Section Two shifts its focus to the world around us, offering meditations on objects and scenes that reflect human interactions with the environment. Beginning with an intricately observed ekphrastic poem prompted by a postcard, this section introduces us to the landscape of the poet’s Mississippi and culminates in a poem that ponders the Mississippi Civil Rights Museum, which is also an homage to Lucille Clifton.
Section Three, “The Astonishing Light,” is an extended exploration of racial justice, responsibility, and relationships, based on the poet’s experience of co-teaching a creative writing class to inmates at Parchman Prison in Mississippi.
Section Four includes poems about travel and teaching, as the poet both learns from and teaches others in settings from Northern California to Costa Rica. The section also encompasses a series of letter poems to Jennifer, and the remarkable “Thum,” an elegy that unpacks a shared childhood memory, merging the bitter taste of the liquid painted on the two sisters’ thumbs with the bitterness of loss.
Section Five returns to the themes of loss and rebirth, including the title poem, “Paradise is Jagged,” concluding with an elegy to the great teacher Thich Nhat Hanh. These poems honor the transformative love that breaks open our hearts and enables us to find the jagged paradise wherever we live. The title poem is a reverse acrostic, the first line beginning with the last letter of the alphabet, a fitting form for an energetic poem—and collection—that explores the interconnection of all things.
Zing!
You’re alive, aren’t you?
X-rays show nothing wrong,
why fight against this happiness?
–violets clustering between the bricks on the front walk,
under the pecan trees, spider lilies intricate and scarlet,
Theo the tuxedo cat lapping cream on the porch. (90)

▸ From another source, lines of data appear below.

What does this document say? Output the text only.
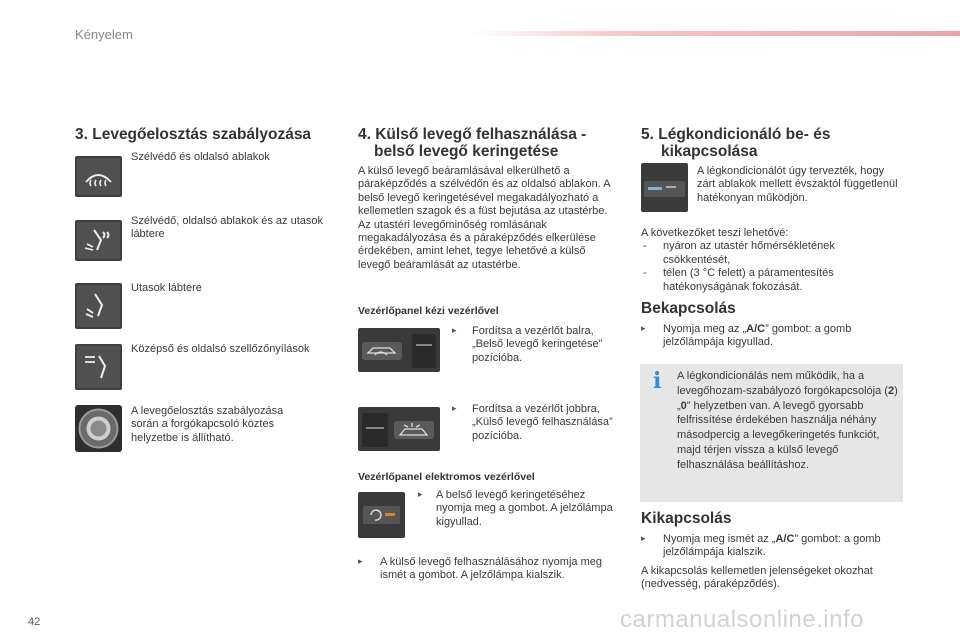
Kényelem
3. Levegőelosztás szabályozása
Szélvédő és oldalsó ablakok
Szélvédő, oldalsó ablakok és az utasok lábtere
Utasok lábtere
Középső és oldalsó szellőzőnyílások
A levegőelosztás szabályozása során a forgókapcsoló köztes helyzetbe is állítható.
4. Külső levegő felhasználása -
belső levegő keringetése
A külső levegő beáramlásával elkerülhető a páraképződés a szélvédőn és az oldalsó ablakon. A belső levegő keringetésével megakadályozható a kellemetlen szagok és a füst bejutása az utastérbe.
Az utastéri levegőminőség romlásának megakadályozása és a páraképződés elkerülése érdekében, amint lehet, tegye lehetővé a külső levegő beáramlását az utastérbe.
Vezérlőpanel kézi vezérlővel
▸ Fordítsa a vezérlőt balra, „Belső levegő keringetése” pozícióba.
▸ Fordítsa a vezérlőt jobbra, „Külső levegő felhasználása” pozícióba.
Vezérlőpanel elektromos vezérlővel
▸ A belső levegő keringetéséhez nyomja meg a gombot. A jelzőlámpa kigyullad.
▸ A külső levegő felhasználásához nyomja meg ismét a gombot. A jelzőlámpa kialszik.
5. Légkondicionáló be- és
kikapcsolása
A légkondicionálót úgy tervezték, hogy zárt ablakok mellett évszaktól függetlenül hatékonyan működjön.
A következőket teszi lehetővé:
- nyáron az utastér hőmérsékletének csökkentését,
- télen (3 °C felett) a páramentesítés hatékonyságának fokozását.
Bekapcsolás
▸ Nyomja meg az „A/C” gombot: a gomb jelzőlámpája kigyullad.
i A légkondicionálás nem működik, ha a levegőhozam-szabályozó forgókapcsolója (2) „0” helyzetben van. A levegő gyorsabb felfrissítése érdekében használja néhány másodpercig a levegőkeringetés funkciót, majd térjen vissza a külső levegő felhasználása beállításhoz.
Kikapcsolás
▸ Nyomja meg ismét az „A/C” gombot: a gomb jelzőlámpája kialszik.
A kikapcsolás kellemetlen jelenségeket okozhat (nedvesség, páraképződés).
42	carmanualsonline.info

I read this poem numerous times before recognizing its form. The poet’s voice is so compelling and her images so specific that the pressure of reverse alphabetical order was hidden from me. My own favorite poem in this section is “Pecans,” an homage to the poet’s home in Oxford, Mississippi next to just such a tree—likely the same one that appears in “Jagged Paradise.”
[H]undreds of pecans stand out tawny against
the mud, fallen leaves, matted grass,
and I can’t stop drifting around the yard,
stuffing them in my pockets,
the poet writes of the “gift / November offers in Mississippi after a freeze.” The nuts may or may not be edible, the tree may even fall in a storm, but for now it is a source of plenty.
… We exist by grace
or chance in the free fall of every moment,
but for now, my life is full of sweetness, pecans
like little brains tucked in their bitter shells. (81)
At such imagistic moments in Fisher-Wirth’s poems—the pecans as little brains—the lyric dances with the narrative, the tree becomes a symbol of reciprocity as the human imagination seizes on what is there to delineate our hopes and search for meaning. “High in the branches, a few remaining / husks hang, open, dark, like agitated stars.”
Paradise is Jagged is a work of mature vision and an irrepressible zest for life, that urges us to pay attention to all there is to see around on this earth. It’s a book for the bedside table or the backpack, to be savored and enjoyed over and over again.
Ann Hostetler is the author of two collections of poetry, Safehold (2018) and Empty Room with Light (2002), and the editor of A Cappella: Mennonite Voices in Poetry (2003). Her poems have appeared in The American Scholar, Poet Lore, Valparaiso Poetry Review, and many other journals and anthologies. Hostetler is professor of English Emerita at Goshen College in Goshen, IN where she taught literature and creative writing for 22 years. She edits the Journal of Mennonite Writing.